Das Verwaltungsgericht
Osnabrück hat der Klage mit Urteil vom 28.09.2022 stattgegeben und die
Straßenreinigungsgebührensatzung der Gemeinde Bad Essen vom 10.12.2020 für
unwirksam erklärt. Das Gericht legt auf 48 Seiten dar, dass nach seiner
Rechtsauffassung bei Anwendung des Grundflächenmaßstabes eine besondere
Regelung für im Gemeindegebiet vorhandene große landwirtschaftlich genutzte
Grundstücke mit Mehrfacherschließung vorhanden sein müsste. Grundlage für diese
Entscheidung ist die Auswahl des Gebührenmaßstabes zur Ermittlung der
Straßenreinigungsgebühren. Die Gemeinde muss nicht die tatsächliche
Verschmutzung ermitteln, die von jedem an der Straße anliegenden Grundstück
ausgeht, um daraufhin den konkreten Aufwand für die Reinigung der Straße für
jeden Anlieger festzulegen und abzurechnen. Aus Gründen der
Verwaltungspraktikabilität kann vielmehr auf sog. Wahrscheinlichkeitsmaßstäbe
zurückgegriffen werden, durch die verschiedene Einzelfallkonstellationen zu
typisierten Gruppen zusammengefasst werden. Der gewählte Maßstab muss dabei
aber eine ausreichende Beziehung (Äquivalenz) zwischen dem aus der
Straßenreinigung erzielten Vorteil für die Anlieger und den dafür erhobenen
Gebühren abbilden müssen.

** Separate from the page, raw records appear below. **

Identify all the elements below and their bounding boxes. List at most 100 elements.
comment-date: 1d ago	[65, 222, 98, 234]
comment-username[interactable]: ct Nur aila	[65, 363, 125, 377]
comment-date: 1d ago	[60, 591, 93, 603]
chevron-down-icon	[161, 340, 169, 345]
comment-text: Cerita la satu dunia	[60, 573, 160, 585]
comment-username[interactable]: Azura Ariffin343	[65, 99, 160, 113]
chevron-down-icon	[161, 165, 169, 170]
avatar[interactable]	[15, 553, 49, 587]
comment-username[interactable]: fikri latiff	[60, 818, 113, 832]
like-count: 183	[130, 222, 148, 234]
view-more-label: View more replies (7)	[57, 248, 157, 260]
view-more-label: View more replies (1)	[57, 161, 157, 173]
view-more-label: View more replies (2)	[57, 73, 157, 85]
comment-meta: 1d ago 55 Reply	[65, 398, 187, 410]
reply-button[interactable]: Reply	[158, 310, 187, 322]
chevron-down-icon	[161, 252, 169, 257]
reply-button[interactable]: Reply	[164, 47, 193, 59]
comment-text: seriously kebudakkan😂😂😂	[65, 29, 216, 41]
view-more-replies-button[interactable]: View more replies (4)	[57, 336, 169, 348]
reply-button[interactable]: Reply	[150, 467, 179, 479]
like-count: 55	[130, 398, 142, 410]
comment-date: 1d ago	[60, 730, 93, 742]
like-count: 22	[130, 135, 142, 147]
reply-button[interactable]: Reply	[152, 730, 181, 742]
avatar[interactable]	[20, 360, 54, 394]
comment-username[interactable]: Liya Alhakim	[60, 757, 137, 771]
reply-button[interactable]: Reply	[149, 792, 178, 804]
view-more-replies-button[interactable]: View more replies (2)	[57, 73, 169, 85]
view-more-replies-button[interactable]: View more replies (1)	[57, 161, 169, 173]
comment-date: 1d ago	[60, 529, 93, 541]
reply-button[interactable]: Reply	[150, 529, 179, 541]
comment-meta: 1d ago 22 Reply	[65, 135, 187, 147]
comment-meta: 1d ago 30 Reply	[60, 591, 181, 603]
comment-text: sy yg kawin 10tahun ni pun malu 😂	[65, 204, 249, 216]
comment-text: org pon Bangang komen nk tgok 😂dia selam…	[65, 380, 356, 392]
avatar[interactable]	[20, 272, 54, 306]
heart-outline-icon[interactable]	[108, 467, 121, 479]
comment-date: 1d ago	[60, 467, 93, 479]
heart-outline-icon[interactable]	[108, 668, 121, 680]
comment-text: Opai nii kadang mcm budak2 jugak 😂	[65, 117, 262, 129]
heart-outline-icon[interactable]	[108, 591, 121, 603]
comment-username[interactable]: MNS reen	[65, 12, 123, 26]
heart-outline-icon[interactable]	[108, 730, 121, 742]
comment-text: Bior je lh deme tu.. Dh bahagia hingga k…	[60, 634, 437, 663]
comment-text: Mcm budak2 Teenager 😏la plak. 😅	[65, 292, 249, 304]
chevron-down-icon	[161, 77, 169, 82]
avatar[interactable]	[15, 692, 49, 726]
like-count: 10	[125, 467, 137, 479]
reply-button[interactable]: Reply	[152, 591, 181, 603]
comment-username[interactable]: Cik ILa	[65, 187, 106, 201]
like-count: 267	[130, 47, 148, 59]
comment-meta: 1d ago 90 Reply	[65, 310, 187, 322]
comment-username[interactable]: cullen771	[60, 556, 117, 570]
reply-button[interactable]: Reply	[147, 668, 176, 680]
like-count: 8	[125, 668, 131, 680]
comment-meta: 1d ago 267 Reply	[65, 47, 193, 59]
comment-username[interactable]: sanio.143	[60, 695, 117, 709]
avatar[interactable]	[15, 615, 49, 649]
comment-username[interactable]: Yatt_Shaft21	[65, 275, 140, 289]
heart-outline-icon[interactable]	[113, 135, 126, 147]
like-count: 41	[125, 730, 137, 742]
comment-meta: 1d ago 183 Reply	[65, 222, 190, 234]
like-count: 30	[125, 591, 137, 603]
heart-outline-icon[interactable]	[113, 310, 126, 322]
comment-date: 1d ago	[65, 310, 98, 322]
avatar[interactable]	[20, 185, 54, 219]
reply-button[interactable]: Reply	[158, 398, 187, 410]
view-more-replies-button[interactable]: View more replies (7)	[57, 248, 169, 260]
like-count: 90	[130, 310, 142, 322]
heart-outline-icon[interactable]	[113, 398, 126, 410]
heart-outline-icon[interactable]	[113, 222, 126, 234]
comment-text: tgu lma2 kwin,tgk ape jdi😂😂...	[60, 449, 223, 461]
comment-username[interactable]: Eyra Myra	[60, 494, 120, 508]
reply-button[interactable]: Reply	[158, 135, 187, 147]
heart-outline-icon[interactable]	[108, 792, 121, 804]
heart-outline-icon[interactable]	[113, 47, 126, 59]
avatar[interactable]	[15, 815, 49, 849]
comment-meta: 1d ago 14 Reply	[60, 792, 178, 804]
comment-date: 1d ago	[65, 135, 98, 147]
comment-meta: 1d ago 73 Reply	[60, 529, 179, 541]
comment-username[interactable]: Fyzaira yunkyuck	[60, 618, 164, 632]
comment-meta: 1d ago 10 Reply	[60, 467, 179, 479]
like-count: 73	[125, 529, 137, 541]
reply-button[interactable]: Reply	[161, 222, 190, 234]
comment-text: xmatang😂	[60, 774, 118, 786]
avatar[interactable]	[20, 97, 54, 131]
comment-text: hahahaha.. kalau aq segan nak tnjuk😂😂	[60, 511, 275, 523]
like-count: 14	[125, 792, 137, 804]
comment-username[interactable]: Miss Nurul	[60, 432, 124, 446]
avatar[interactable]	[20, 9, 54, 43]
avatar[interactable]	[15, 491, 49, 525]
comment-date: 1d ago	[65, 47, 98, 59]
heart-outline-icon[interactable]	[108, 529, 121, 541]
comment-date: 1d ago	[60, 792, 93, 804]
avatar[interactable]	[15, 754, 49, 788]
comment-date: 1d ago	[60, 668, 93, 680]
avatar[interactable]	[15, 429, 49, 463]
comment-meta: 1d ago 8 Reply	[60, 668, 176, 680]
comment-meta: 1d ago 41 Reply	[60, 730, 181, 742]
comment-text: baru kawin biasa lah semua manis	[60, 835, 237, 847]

Diesen Anforderungen wird der von der Gemeinde Bad
Essen gewählte Grundflächenmaßstab grundsätzlich gerecht. Als problematisch
erachtet das Gericht aber die Anwendung eines Wahrscheinlichkeitsmaßstabes,
wenn dieser zu einer Gebühr führt, die nicht mehr als Bagatellbelastung
angesehen werden kann. Dies ist nach Ansicht des Gerichts ab einer Gebührenhöhe
von 500 Euro jährlich der Fall.
Damit der gewählte
Grundflächenmaßstab als vorteilsgerecht für die Anlieger angesehen werden kann,
hält das Gericht drei Handlungsoptionen für denkbar. So könnte die Gemeinde die
Belastung für besonders große, landwirtschaftlich genutzte Grundstücke mit
Mehrfacherschließung durch Einführung einer generellen Vergünstigungsvorschrift
unter die Bagatellgrenze absenken. Alternativ könnte sie den Gebührenmaßstab
verfeinern, indem sie z.B. die tatsächliche Verschmutzungsverursachung und die
dadurch entstehende höhere Belastung für die Straßenreinigung zwischen
landwirtschaftlich genutzten und Wohngrundstücken ermittelt und ins Verhältnis
zueinander setzt, um die so gewonnene Relation anschließend bei der Gebührenermittlung
berücksichtigen zu können. Eine weitere Möglichkeit, die aber vom Gericht
bereits als untypisch für das Kommunalabgabenrecht bezeichnet wird, wäre die
Aufnahme einer Härtefallregelung in die Straßenreinigungsgebührensatzung.
Aus Sicht der
Verwaltung bietet sich danach die Einführung einer Kappungsgrenze an, die für
große, landwirtschaftlich genutzte Grundstücke mit Mehrfacherschließung eine
Begrenzung der Gebührenpflicht auf einen Höchstbetrag von 500 Euro jährlich
beinhaltet.
In § 3 Abs. 2 der
Straßenreinigungsgebührensatzung vom 10.12.2020 wird deshalb folgender Satz 2
neu eingefügt:
„Für große landwirtschaftlich genutzte
Grundstücke, die an mehreren Straßen anliegen, wird die Straßenreinigungsgebühr
auf einen Höchstbetrag jährlich von 500 Euro begrenzt.“
Gleichzeitig wird
vorgeschlagen, die Anlage zur Straßenreinigungssatzung der Gemeinde Bad Essen
vom 18.12.1975, zuletzt geändert durch Satzung vom 24.03.2022, zu ändern. In
der Anlage werden die zu reinigenden Straßen festgelegt. Mit der Änderung soll einer der beiden
Straßenabschnitte, für die das durch das Urteil des Verwaltungsgerichts
Osnabrück vom 28.09.2022 betroffenen Grundstück zur Straßenreinigungsgebühr
herangezogen wird, aus der maschinellen Straßenreinigung herausgenommen werden.
Eine Herausnahme des Straßenabschnittes wäre problemlos möglich, da es sich
dabei um das Endstück einer veranlagten Straße handelt.
Anlagen:
1. Entwurf der 24. Änderungssatzung zur Straßenreinigungssatzung vom 18.12.1975
2. Entwurf der 1. Änderungssatzung zur Straßenreinigungsgebührensatzung vom 10.12.2022
Beschlussvorschlag:
Der Rat beschließt
1. Die 24. Änderungssatzung zur Straßenreinigungssatzung vom 18.12.1975 in der anliegenden / geänderten Fassung.
2. Die 1. Änderungssatzung zur Straßenreinigungsgebührensatzung vom 10.12.2020 in der anliegenden / geänderten Fassung.